A multicultural state in which no ethnic group dominates (such a state may also be considered a multicultural state depending on the degree of cultural assimilation of various groups). A city-state that is smaller than a “nation” in the sense of a “large sovereign country,” but is dominated by all or part of a single “nation” in the sense of a shared ethnicity. An empire is a collection of countries and nationalities ruled by a single monarch or ruling state. A confederation is a collection of sovereign nations, which may or may not include nation-states. A federated state within a larger federation that is only partially self-governing and may or may not be a nation-state (for example, the state boundaries of Bosnia and Herzegovina are drawn along ethnic lines, but those of the United States are not).
Rise of Nation State:
A nation-state is a sovereign government (i.e., a state) ruled in the name of a group of citizens who identify as a nation. The right to self-determination of a core national group within the state (which may include all or only some of its residents) underpins a nation-authority state’s control over a territory and the people who live there. Members of the core national group believe that the state is theirs and that the approximate territory of the state is their homeland. As a result, they demand that other organisations, both internal and external to the state, recognise and accept their authority. Nation-states, as defined by American sociologist Rogers Brubaker in Nationalism Reframed: Nationhood and the National Question in the New Europe, are “states of and for certain nations” (1996).

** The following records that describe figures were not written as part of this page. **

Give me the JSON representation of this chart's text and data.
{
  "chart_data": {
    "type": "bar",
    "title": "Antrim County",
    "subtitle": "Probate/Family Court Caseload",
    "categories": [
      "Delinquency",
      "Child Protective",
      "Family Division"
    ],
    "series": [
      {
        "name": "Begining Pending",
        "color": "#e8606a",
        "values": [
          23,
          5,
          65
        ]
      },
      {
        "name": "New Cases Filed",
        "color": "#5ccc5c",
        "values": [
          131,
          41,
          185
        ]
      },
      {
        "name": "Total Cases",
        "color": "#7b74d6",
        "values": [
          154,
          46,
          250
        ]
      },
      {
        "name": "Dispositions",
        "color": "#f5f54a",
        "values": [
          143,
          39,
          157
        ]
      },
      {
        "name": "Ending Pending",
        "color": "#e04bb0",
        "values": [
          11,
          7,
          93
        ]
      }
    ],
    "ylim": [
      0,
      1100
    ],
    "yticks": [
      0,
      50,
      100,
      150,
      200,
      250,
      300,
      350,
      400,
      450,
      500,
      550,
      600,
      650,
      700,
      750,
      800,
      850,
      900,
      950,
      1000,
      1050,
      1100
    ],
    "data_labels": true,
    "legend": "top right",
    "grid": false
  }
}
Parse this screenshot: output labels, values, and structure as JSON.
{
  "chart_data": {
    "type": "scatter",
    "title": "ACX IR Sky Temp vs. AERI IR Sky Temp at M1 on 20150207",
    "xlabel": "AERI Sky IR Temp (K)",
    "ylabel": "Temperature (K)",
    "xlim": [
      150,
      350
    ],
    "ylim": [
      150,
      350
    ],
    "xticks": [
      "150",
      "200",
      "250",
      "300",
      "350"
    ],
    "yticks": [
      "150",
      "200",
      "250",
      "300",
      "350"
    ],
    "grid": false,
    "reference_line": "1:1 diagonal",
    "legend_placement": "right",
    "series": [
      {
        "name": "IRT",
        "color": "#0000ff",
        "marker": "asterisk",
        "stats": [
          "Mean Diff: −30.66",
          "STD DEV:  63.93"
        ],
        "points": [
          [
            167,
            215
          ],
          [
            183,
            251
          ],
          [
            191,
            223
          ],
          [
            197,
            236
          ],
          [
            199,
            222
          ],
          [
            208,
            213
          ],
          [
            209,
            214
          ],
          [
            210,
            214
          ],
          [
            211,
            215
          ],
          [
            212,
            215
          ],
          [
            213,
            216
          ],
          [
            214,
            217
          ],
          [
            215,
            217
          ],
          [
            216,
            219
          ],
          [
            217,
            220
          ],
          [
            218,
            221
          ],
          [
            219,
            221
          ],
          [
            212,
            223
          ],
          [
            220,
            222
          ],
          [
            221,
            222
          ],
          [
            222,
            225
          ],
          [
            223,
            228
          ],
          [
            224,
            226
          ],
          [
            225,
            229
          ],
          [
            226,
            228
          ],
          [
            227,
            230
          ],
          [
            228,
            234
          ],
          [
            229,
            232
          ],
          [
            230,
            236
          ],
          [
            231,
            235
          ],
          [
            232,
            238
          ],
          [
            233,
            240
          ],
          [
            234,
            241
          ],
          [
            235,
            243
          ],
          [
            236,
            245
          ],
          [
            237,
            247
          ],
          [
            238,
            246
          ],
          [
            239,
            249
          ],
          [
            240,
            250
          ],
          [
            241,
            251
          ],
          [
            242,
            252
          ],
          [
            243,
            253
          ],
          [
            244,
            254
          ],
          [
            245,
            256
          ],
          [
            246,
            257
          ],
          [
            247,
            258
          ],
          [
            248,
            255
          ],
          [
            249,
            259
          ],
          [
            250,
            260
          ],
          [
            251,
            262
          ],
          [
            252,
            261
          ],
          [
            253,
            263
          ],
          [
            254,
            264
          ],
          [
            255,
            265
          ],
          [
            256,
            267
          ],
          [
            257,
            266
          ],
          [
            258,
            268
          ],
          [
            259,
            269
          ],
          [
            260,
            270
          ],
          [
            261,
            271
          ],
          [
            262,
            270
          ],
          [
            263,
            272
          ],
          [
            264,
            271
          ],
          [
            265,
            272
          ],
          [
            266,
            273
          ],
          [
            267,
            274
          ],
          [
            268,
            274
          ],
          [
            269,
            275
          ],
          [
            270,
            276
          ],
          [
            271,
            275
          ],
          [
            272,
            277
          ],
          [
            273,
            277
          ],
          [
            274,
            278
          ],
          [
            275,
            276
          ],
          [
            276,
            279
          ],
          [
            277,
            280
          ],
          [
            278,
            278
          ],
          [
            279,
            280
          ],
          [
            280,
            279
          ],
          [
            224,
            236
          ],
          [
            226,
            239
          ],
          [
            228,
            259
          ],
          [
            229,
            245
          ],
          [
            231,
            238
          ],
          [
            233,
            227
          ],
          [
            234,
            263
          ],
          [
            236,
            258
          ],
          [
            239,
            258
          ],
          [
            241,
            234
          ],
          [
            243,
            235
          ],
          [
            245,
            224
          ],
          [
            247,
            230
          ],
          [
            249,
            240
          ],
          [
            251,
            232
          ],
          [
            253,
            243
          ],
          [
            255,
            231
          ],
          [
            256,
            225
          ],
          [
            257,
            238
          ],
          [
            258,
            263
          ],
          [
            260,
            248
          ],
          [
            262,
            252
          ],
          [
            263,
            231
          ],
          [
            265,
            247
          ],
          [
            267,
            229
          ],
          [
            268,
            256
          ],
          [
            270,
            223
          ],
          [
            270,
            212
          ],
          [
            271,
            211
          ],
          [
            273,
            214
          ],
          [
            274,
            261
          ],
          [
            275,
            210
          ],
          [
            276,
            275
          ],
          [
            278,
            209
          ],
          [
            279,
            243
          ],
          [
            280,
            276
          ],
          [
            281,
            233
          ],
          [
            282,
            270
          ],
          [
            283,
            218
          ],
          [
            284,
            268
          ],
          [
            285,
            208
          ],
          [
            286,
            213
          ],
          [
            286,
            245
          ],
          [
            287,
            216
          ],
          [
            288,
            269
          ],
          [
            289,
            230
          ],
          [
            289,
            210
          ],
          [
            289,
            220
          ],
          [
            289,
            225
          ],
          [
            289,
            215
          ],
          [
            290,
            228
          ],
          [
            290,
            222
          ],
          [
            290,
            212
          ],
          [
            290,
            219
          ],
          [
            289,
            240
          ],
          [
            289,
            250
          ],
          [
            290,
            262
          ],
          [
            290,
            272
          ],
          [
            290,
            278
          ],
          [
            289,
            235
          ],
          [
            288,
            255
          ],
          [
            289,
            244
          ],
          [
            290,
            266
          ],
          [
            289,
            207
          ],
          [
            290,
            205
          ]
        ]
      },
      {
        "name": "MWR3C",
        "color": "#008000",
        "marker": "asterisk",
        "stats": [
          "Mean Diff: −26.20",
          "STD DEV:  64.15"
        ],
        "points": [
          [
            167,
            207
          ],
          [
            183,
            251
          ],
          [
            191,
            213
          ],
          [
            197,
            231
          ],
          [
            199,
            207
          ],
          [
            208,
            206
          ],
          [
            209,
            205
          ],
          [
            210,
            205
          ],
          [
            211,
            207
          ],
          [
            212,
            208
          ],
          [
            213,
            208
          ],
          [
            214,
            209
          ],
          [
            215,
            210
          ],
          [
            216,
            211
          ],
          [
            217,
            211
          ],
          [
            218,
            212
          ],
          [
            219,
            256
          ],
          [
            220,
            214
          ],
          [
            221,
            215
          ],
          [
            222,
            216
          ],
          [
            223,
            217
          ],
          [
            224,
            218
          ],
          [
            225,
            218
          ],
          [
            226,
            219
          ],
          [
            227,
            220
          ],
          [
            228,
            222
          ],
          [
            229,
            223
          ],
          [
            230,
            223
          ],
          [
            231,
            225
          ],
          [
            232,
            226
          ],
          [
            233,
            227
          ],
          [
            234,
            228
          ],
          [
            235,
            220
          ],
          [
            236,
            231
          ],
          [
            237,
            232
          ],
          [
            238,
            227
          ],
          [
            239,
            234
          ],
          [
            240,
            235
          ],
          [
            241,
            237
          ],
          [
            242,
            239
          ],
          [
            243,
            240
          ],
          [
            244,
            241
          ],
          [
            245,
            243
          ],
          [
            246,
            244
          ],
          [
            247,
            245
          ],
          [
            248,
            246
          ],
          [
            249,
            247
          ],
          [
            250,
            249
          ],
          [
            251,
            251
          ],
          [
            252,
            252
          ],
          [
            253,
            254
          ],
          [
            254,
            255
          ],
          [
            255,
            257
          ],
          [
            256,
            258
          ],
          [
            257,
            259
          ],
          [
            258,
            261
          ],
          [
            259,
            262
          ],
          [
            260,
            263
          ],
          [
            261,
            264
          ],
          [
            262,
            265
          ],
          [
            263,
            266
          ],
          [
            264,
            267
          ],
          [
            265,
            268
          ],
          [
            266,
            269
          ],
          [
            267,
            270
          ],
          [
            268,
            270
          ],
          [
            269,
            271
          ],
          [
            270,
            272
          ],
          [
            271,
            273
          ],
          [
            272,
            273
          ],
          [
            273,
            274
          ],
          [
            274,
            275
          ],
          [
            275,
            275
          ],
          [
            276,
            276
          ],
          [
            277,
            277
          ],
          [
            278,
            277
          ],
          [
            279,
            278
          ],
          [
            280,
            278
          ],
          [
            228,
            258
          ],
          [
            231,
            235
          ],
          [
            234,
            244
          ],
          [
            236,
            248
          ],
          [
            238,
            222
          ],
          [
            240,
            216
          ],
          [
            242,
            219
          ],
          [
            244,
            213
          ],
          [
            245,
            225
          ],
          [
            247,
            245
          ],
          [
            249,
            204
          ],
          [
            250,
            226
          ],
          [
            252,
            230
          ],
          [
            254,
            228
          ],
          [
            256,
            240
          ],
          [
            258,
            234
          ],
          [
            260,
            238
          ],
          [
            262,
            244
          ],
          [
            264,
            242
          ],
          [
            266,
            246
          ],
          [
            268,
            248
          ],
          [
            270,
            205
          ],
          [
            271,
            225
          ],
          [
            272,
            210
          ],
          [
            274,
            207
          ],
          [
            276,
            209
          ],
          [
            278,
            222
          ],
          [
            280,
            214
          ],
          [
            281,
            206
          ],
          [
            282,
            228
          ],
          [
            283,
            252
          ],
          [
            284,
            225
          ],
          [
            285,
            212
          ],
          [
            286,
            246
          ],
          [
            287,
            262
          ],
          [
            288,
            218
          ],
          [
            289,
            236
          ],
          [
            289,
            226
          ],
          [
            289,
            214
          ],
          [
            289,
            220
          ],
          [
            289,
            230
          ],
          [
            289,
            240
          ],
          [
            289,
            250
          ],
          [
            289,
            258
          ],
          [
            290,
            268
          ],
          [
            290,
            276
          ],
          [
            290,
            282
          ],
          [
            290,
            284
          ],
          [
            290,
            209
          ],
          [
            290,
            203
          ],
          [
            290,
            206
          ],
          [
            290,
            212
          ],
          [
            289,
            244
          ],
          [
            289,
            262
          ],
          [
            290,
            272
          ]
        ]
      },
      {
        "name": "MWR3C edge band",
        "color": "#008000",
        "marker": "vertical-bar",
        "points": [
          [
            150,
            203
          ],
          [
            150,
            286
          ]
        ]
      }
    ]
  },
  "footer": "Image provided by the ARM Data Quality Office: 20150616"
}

As a political model, the nation-state combines two principles: state sovereignty, which was first articulated in the Treaty of Westphalia (1648) and recognises states’ right to govern their territories without external interference, and national sovereignty, which recognises national communities’ right to govern themselves. National sovereignty is founded on the moral-philosophical premise of popular sovereignty, which holds that states belong to their peoples. According to the latter principle, legitimate state control necessitates some form of popular agreement. This requirement, however, does not imply that all nation-states are democratic. Indeed, many authoritarian rulers have presented themselves to the outside world and to the people they rule as ruling in the name of a sovereign nation.
Creating a Nation-State
Although France is widely regarded as the first nation-state following the French Revolution (1787–99), some experts believe the English Commonwealth, established in 1649, was the first. Since the late 18th century, the nation-state has steadily replaced polities governed by alternative legitimacy concepts as the dominant vehicle of authority over geographic territory. The latter included dynastic monarchies (such as the Habsburg and Ethiopian empires), theocratic states (such as the Dalai Lama’s rule over Tibet and the prince-bishops of Montenegro), colonial empires (justified by colonising powers as a means of spreading a “true” religion or bringing progress to “backward” peoples), and communist revolutionary governments (ostensibly acting in the name of a communist revolution) (see proletariat; social class: Characteristics of the principal classes).
Although some nation-states arose from polity-seeking national movements, others arise from existing polities being nationalised—that is, transformed into nation-states—either because theocrats or monarchs ceded authority to parliaments (as in Britain and France) or because empires retreated or disintegrated (as did the British and French colonial empires in the mid-20th century and the Soviet empire in eastern Europe beginning in the late 1980s).
Conclusion:
Nationalism, as a political ideal, strives for a match between state borders and national community boundaries, so that the national group is contained within the territory of the state and the state exclusively encompasses that nation. In practise, state and national borders usually only partially overlap: not all state residents are members of the core national group (often not even all citizens), and some nationals live in other states. Several phenomena have resulted from this lack of congruence: wars that break out around the time of nation-state formation; citizenship regimes (see below Citizenship in Nation-States) that embrace co-national immigrants but exclude other immigrants; nation-state efforts to nationalise additional territories and populations; and state policies that manage ethnic, religious, and national dissent.